外国人労働者の取り扱いについては各国とも苦労しており、全体的に、新たに入国する人材については、自国に適応できる人材に特化する、既に自国にいる人材については自国に円滑に溶け込めるようにするという方向性で話が進んでいる。つまり、自国にはコントロール可能な範囲でしか受け入れないという形である。

一方で、日本では、人手不足が深刻化するなか、なし崩し的に広がってきているという現状がある。こうした状況は、日本にとっても、外国人にとっても不幸である。両者が安心して生活を送るためには、まずは体制整備が必要であり、それが未整備なままで進めることは、欧米のように国家分断となるリスクがあることは十分留意すべきである。拙速となることなく、十分に制度的な対応を行いながら、丁寧に進めるべき話である。
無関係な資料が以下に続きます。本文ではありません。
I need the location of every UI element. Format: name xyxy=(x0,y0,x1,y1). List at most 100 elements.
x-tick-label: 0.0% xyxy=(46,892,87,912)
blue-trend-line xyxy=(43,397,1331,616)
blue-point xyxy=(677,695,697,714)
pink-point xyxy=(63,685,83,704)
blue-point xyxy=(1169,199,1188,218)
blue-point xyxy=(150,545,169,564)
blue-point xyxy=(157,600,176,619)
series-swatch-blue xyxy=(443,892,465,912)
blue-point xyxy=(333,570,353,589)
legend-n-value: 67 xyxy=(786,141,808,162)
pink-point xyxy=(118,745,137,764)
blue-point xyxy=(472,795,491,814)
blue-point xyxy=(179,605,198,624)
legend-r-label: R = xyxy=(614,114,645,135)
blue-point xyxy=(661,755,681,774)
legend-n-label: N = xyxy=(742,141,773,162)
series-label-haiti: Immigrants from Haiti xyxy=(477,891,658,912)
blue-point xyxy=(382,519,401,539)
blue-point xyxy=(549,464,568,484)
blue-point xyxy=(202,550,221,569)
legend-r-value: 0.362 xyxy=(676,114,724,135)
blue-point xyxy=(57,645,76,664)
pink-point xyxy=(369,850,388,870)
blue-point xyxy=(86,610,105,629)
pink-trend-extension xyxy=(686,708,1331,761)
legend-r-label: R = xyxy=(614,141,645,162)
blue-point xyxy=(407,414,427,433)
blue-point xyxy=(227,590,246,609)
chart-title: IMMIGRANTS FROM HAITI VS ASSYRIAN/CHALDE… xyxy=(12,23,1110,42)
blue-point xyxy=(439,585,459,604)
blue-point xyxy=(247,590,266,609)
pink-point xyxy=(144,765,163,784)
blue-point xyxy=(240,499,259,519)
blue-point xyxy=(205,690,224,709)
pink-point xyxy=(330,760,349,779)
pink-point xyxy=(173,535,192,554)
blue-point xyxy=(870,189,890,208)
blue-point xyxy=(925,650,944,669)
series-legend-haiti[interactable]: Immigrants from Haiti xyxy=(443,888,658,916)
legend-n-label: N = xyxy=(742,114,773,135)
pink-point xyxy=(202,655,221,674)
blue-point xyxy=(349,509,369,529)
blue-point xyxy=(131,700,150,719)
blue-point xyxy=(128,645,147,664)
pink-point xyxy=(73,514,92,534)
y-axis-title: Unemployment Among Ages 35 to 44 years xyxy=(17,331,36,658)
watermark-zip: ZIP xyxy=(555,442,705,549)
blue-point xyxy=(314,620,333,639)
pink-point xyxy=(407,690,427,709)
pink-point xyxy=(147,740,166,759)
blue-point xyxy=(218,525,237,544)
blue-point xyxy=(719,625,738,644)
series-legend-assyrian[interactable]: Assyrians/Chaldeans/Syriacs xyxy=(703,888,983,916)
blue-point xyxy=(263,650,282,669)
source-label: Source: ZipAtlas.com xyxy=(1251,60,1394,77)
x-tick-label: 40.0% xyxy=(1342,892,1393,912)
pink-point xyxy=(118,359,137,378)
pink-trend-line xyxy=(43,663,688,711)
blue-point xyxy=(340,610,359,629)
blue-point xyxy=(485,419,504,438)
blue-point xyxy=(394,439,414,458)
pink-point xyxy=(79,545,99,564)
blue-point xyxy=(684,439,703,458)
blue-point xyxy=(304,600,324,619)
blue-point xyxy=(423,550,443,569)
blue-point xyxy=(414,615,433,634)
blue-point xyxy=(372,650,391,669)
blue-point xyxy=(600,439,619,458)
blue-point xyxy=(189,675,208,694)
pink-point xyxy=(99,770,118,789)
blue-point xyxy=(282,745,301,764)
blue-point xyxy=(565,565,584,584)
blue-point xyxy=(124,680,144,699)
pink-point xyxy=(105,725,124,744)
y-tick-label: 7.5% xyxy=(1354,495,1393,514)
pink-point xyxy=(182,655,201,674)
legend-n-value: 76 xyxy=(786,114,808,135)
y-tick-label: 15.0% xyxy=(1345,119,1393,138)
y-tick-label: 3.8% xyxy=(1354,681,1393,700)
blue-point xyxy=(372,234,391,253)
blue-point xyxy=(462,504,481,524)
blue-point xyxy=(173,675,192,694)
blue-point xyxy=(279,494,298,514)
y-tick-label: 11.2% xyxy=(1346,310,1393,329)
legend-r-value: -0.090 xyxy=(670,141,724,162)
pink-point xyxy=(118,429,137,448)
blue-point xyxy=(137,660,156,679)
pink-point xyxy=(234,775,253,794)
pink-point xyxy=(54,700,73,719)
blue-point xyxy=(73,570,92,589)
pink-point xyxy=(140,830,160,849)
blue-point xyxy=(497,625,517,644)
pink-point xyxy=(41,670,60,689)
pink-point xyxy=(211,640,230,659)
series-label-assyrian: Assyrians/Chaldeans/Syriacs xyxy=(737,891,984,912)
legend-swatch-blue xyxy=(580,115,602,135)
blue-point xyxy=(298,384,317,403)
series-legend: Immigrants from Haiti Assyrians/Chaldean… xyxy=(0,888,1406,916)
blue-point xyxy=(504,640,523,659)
移民問題でよく指摘される警句がある。スイスの作家のマックス・フリッシュの「我々は労働力を呼んだが、やって来たのは人間だった」である。人々は低賃金かつ手頃な労働力を期待して外国から人々を招く。しかしながら、彼らは人間である。日本に適合できるかは、その人の個性のほか、日本の態勢によるところも大きい。海外から来る労働者は「人間」であることを考えて、この問題を考えなければならない。